Rulesets in Digioh

A ruleset is a group of rules that can be added to a lightbox or widget as a single item.

This is handy for storing commonly-used display conditions, allowing you to quickly add them to lightboxes and edit the rules for these lightboxes from a single place.

Creating a new Ruleset

To create a ruleset, go to your Boxes page and select More, Rulesets.

Select New Ruleset.

 

You will be prompted to give your new ruleset a name.

Click on the ruleset name to add new rules to it.

After adding your rules, click Save and Publish.

Creating a Ruleset from an existing block of Rules

If you have previously created a set of conditions on a box that you want to turn into a ruleset, you can also do that without needing to re-enter all of the rules! Just open the conditions on the box and select

You’ll be prompted to provide a name for the ruleset and then it will be ready for use in your other boxes!

Adding Rulesets to boxes

On the Boxes page, open the conditions for one of your widgets. You’ll see the Rulesets option in the the list of rules.

 

Add the Ruleset rule to your widget, then select the ruleset you want to add.

Your new ruleset is now up and running on a widget!

 

Best Practices

For more advanced use cases, Rulesets are a powerful feature of Digioh box conditions that allow you to:

  1. Put commonly used conditions in a single place for robustness and ease of maintenance
  2. Give more human readable names to complex or technical conditions for ease of understanding
  3. Easily implement campaign group suppression
  4. Easily express A AND (B OR C) type logic
Abstracting Common Conditions

If the same set of conditions is used over and over in multiple boxes, put them in a Ruleset with a good human readable name, e.g. “Standard Lightbox Conditions”. This makes the box-level conditions leaner, easier to understand, and maintainable.

Hiding Technical Detail

Rulesets are a great way to hide technical detail and make box conditions easier to understand and maintain. For example, this rule is impossible to understand without knowledge of the inner workings of the site:

HTML Exists jQuery NOT equals div[data-type=fcf1]

 

Simply wrap that condition in a Ruleset and now we have:

Ruleset Is False "Is First Click Free Article"

 

In general, you should avoid putting an HTML Exists, JavaScript, Cookie, or Local Storage directly in box conditions, always wrap it in a human readable Ruleset. This is easier to understand, and also if the underlying implementation changes, you can easily update it in one place.

Suppression of multiple CTAs with the Same Action

This is common in Publishing but exists elsewhere too. Let’s say you have a newsletter Daily Recipes, and you have 5 boxes with different creatives that all sign up for the same newsletter. So we need to suppress all 5 boxes if any one of them submits. For each of the 5 boxes you could set 4 other box-is-not-submitted conditions, and this-box-is-not-submitted. It’s cumbersome, error prone, and can be tricky to find the right boxes and understand what’s going on when you are looking at box conditions.
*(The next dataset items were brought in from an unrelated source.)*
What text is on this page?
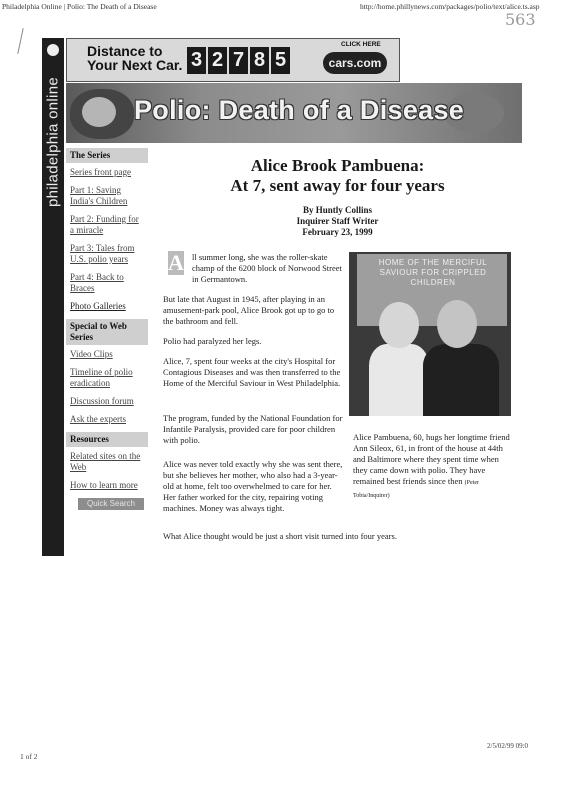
Philadelphia Online | Polio: The Death of a Disease	http://home.phillynews.com/packages/polio/text/alice.ts.asp
563
philadelphia online
Distance to
Your Next Car. 3 2 7 8 5
CLICK HERE
cars.com
Polio: Death of a Disease
The Series
Series front page
Part 1: Saving India's Children
Part 2: Funding for a miracle
Part 3: Tales from U.S. polio years
Part 4: Back to Braces
Photo Galleries
Special to Web Series
Video Clips
Timeline of polio eradication
Discussion forum
Ask the experts
Resources
Related sites on the Web
How to learn more
Quick Search
Alice Brook Pambuena:
At 7, sent away for four years
By Huntly Collins
Inquirer Staff Writer
February 23, 1999
A ll summer long, she was the roller-skate champ of the 6200 block of Norwood Street in Germantown.
But late that August in 1945, after playing in an amusement-park pool, Alice Brook got up to go to the bathroom and fell.
Polio had paralyzed her legs.
Alice, 7, spent four weeks at the city's Hospital for Contagious Diseases and was then transferred to the Home of the Merciful Saviour in West Philadelphia.
The program, funded by the National Foundation for Infantile Paralysis, provided care for poor children with polio.
Alice was never told exactly why she was sent there, but she believes her mother, who also had a 3-year-old at home, felt too overwhelmed to care for her. Her father worked for the city, repairing voting machines. Money was always tight.
What Alice thought would be just a short visit turned into four years.
HOME OF THE MERCIFUL SAVIOUR FOR CRIPPLED CHILDREN
Alice Pambuena, 60, hugs her longtime friend Ann Sileox, 61, in front of the house at 44th and Baltimore where they spent time when they came down with polio. They have remained best friends since then (Peter Tobia/Inquirer)
1 of 2
2/5/02/99 09:0
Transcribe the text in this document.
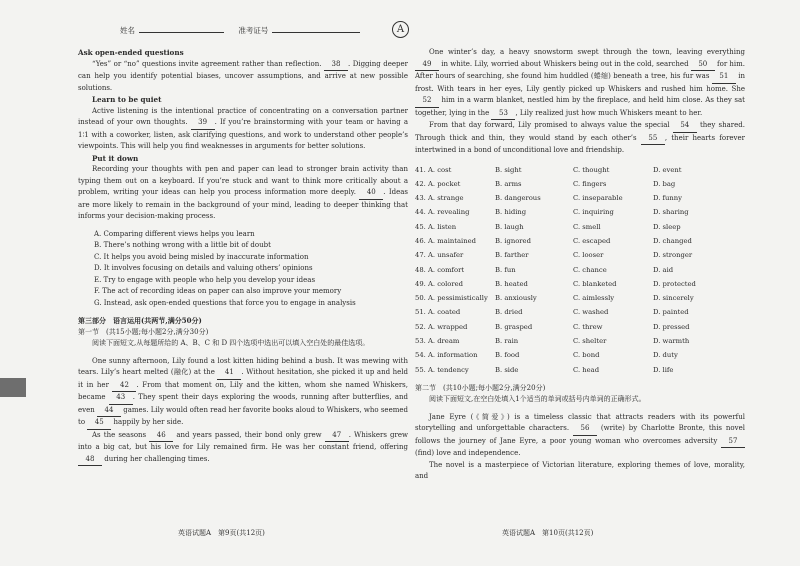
姓名	准考证号	A
Ask open-ended questions

“Yes” or “no” questions invite agreement rather than reflection. 38 . Digging deeper can help you identify potential biases, uncover assumptions, and arrive at new possible solutions.

Learn to be quiet

Active listening is the intentional practice of concentrating on a conversation partner instead of your own thoughts. 39 . If you’re brainstorming with your team or having a 1∶1 with a coworker, listen, ask clarifying questions, and work to understand other people’s viewpoints. This will help you find weaknesses in arguments for better solutions.

Put it down

Recording your thoughts with pen and paper can lead to stronger brain activity than typing them out on a keyboard. If you’re stuck and want to think more critically about a problem, writing your ideas can help you process information more deeply. 40 . Ideas are more likely to remain in the background of your mind, leading to deeper thinking that informs your decision-making process.

A. Comparing different views helps you learn
B. There’s nothing wrong with a little bit of doubt
C. It helps you avoid being misled by inaccurate information
D. It involves focusing on details and valuing others’ opinions
E. Try to engage with people who help you develop your ideas
F. The act of recording ideas on paper can also improve your memory
G. Instead, ask open-ended questions that force you to engage in analysis
第三部分　语言运用(共两节,满分50分)
第一节　(共15小题;每小题2分,满分30分)

阅读下面短文,从每题所给的 A、B、C 和 D 四个选项中选出可以填入空白处的最佳选项。

One sunny afternoon, Lily found a lost kitten hiding behind a bush. It was mewing with tears. Lily’s heart melted (融化) at the 41 . Without hesitation, she picked it up and held it in her 42 . From that moment on, Lily and the kitten, whom she named Whiskers, became 43 . They spent their days exploring the woods, running after butterflies, and even 44 games. Lily would often read her favorite books aloud to Whiskers, who seemed to 45 happily by her side.

As the seasons 46 and years passed, their bond only grew 47 . Whiskers grew into a big cat, but his love for Lily remained firm. He was her constant friend, offering 48 during her challenging times.

英语试题A　第9页(共12页)

One winter’s day, a heavy snowstorm swept through the town, leaving everything 49 in white. Lily, worried about Whiskers being out in the cold, searched 50 for him. After hours of searching, she found him huddled (蜷缩) beneath a tree, his fur was 51 in frost. With tears in her eyes, Lily gently picked up Whiskers and rushed him home. She 52 him in a warm blanket, nestled him by the fireplace, and held him close. As they sat together, lying in the 53 , Lily realized just how much Whiskers meant to her.

From that day forward, Lily promised to always value the special 54 they shared. Through thick and thin, they would stand by each other’s 55 , their hearts forever intertwined in a bond of unconditional love and friendship.

41. A. cost	B. sight	C. thought	D. event
42. A. pocket	B. arms	C. fingers	D. bag
43. A. strange	B. dangerous	C. inseparable	D. funny
44. A. revealing	B. hiding	C. inquiring	D. sharing
45. A. listen	B. laugh	C. smell	D. sleep
46. A. maintained	B. ignored	C. escaped	D. changed
47. A. unsafer	B. farther	C. looser	D. stronger
48. A. comfort	B. fun	C. chance	D. aid
49. A. colored	B. heated	C. blanketed	D. protected
50. A. pessimistically	B. anxiously	C. aimlessly	D. sincerely
51. A. coated	B. dried	C. washed	D. painted
52. A. wrapped	B. grasped	C. threw	D. pressed
53. A. dream	B. rain	C. shelter	D. warmth
54. A. information	B. food	C. bond	D. duty
55. A. tendency	B. side	C. head	D. life
第二节　(共10小题;每小题2分,满分20分)

阅读下面短文,在空白处填入1个适当的单词或括号内单词的正确形式。

Jane Eyre (《简爱》) is a timeless classic that attracts readers with its powerful storytelling and unforgettable characters. 56 (write) by Charlotte Bronte, this novel follows the journey of Jane Eyre, a poor young woman who overcomes adversity 57 (find) love and independence.

The novel is a masterpiece of Victorian literature, exploring themes of love, morality, and

英语试题A　第10页(共12页)
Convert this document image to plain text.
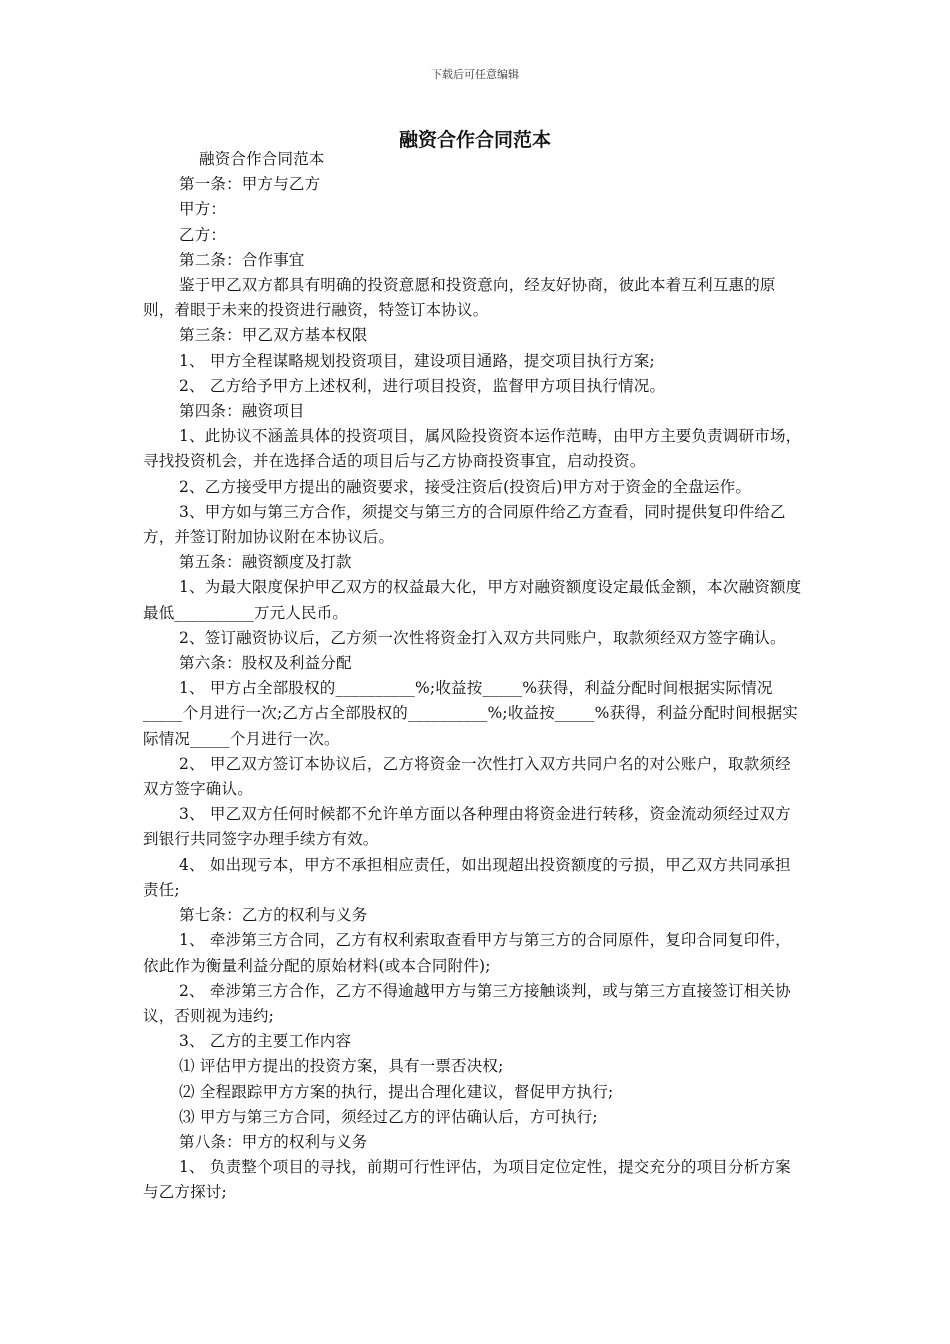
下载后可任意编辑
融资合作合同范本

融资合作合同范本

第一条：甲方与乙方

甲方：

乙方：

第二条：合作事宜

鉴于甲乙双方都具有明确的投资意愿和投资意向，经友好协商，彼此本着互利互惠的原则，着眼于未来的投资进行融资，特签订本协议。

第三条：甲乙双方基本权限

1、 甲方全程谋略规划投资项目，建设项目通路，提交项目执行方案;

2、 乙方给予甲方上述权利，进行项目投资，监督甲方项目执行情况。

第四条：融资项目

1、此协议不涵盖具体的投资项目，属风险投资资本运作范畴，由甲方主要负责调研市场，寻找投资机会，并在选择合适的项目后与乙方协商投资事宜，启动投资。

2、乙方接受甲方提出的融资要求，接受注资后(投资后)甲方对于资金的全盘运作。

3、甲方如与第三方合作，须提交与第三方的合同原件给乙方查看，同时提供复印件给乙方，并签订附加协议附在本协议后。

第五条：融资额度及打款

1、为最大限度保护甲乙双方的权益最大化，甲方对融资额度设定最低金额，本次融资额度最低__________万元人民币。

2、签订融资协议后，乙方须一次性将资金打入双方共同账户，取款须经双方签字确认。

第六条：股权及利益分配

1、 甲方占全部股权的__________%;收益按_____%获得，利益分配时间根据实际情况_____个月进行一次;乙方占全部股权的__________%;收益按_____%获得，利益分配时间根据实际情况_____个月进行一次。

2、 甲乙双方签订本协议后，乙方将资金一次性打入双方共同户名的对公账户，取款须经双方签字确认。

3、 甲乙双方任何时候都不允许单方面以各种理由将资金进行转移，资金流动须经过双方到银行共同签字办理手续方有效。

4、 如出现亏本，甲方不承担相应责任，如出现超出投资额度的亏损，甲乙双方共同承担责任;

第七条：乙方的权利与义务

1、 牵涉第三方合同，乙方有权利索取查看甲方与第三方的合同原件，复印合同复印件，依此作为衡量利益分配的原始材料(或本合同附件);

2、 牵涉第三方合作，乙方不得逾越甲方与第三方接触谈判，或与第三方直接签订相关协议，否则视为违约;

3、 乙方的主要工作内容

⑴ 评估甲方提出的投资方案，具有一票否决权;

⑵ 全程跟踪甲方方案的执行，提出合理化建议，督促甲方执行;

⑶ 甲方与第三方合同，须经过乙方的评估确认后，方可执行;

第八条：甲方的权利与义务

1、 负责整个项目的寻找，前期可行性评估，为项目定位定性，提交充分的项目分析方案与乙方探讨;
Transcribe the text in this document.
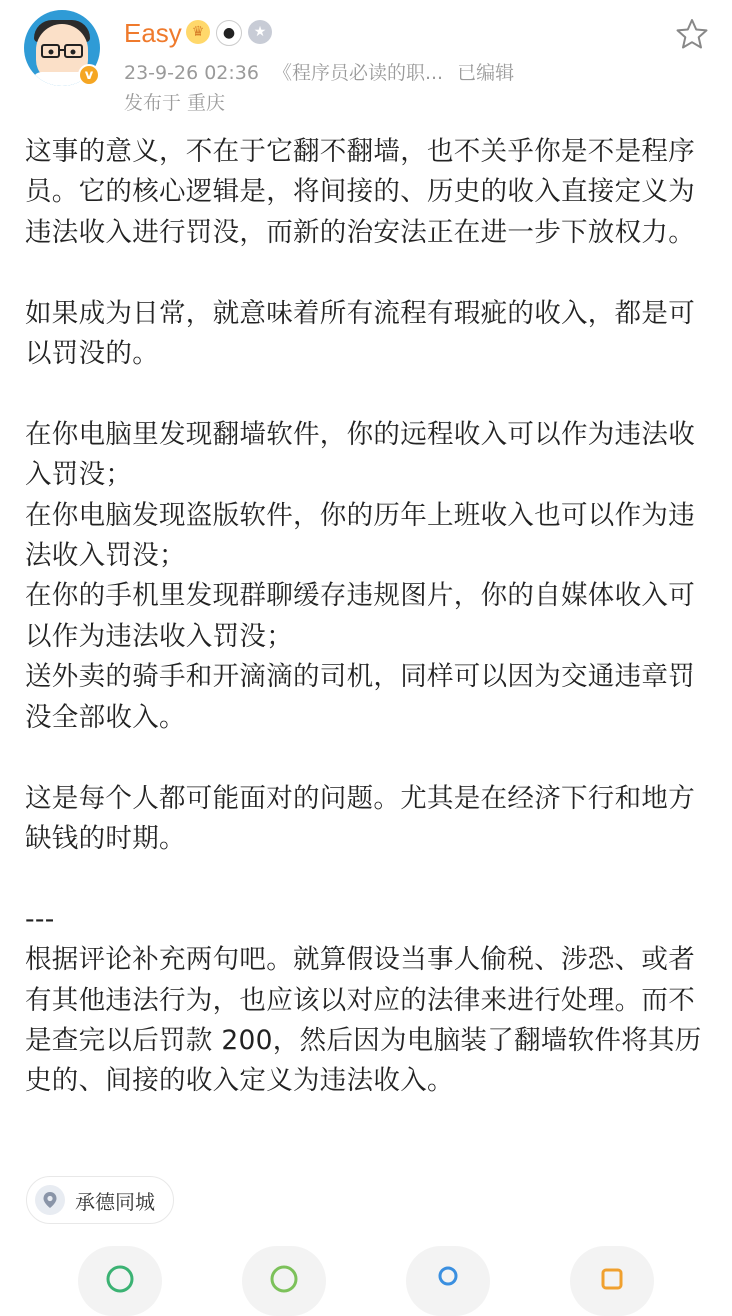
v
Easy ♛	●	★
23-9-26 02:36 《程序员必读的职... 已编辑
发布于 重庆
这事的意义，不在于它翻不翻墙，也不关乎你是不是程序员。它的核心逻辑是，将间接的、历史的收入直接定义为违法收入进行罚没，而新的治安法正在进一步下放权力。

如果成为日常，就意味着所有流程有瑕疵的收入，都是可以罚没的。

在你电脑里发现翻墙软件，你的远程收入可以作为违法收入罚没；
在你电脑发现盗版软件，你的历年上班收入也可以作为违法收入罚没；
在你的手机里发现群聊缓存违规图片，你的自媒体收入可以作为违法收入罚没；
送外卖的骑手和开滴滴的司机，同样可以因为交通违章罚没全部收入。

这是每个人都可能面对的问题。尤其是在经济下行和地方缺钱的时期。

---
根据评论补充两句吧。就算假设当事人偷税、涉恐、或者有其他违法行为，也应该以对应的法律来进行处理。而不是查完以后罚款 200，然后因为电脑装了翻墙软件将其历史的、间接的收入定义为违法收入。
承德同城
Instead, you have a single Ruleset “Is Subscribed to Daily Recipes” that has all 5 boxes not submitted, which you configure as a single NOT rule in each box. Easy to read, understand, and maintain.

Flexible OR Conditions

The basic Digioh conditions builder allows you to create conditions with OR logic. However, if your list of conditions for a box is large, you may have to copy a lot of the same conditions into the OR block. Here’s a simplified example based on a URL OR Cookie, bbut imagine that you have dozens of additional conditions:

The Displays per Visitor condition and UTM condition are copied and now have to be maintained in two places. Instead, we can create a Ruleset:

And replace the original box conditions like this:

We are now concisely expressing (URL checked out OR cookie checked out) AND facebook AND 1 per session in a single block, without copying conditions.

 

 

Creating a Suppression List

Rulesets make it easy to suppress more than one widget under a specific set of circumstances.

First, create a new ruleset Then, add the suppression rules you want to use. For example, to keep multiple widgets from showing up on your about, privacy, and return pages, you might set up something like this:

 

When you finish adding rules to your suppression list ruleset, add the ruleset to any widget the suppression list should apply to.

You can edit rulesets at any time. If you want to add or remove specific URLs to this suppression list, they will automatically be applied to all boxes with this ruleset.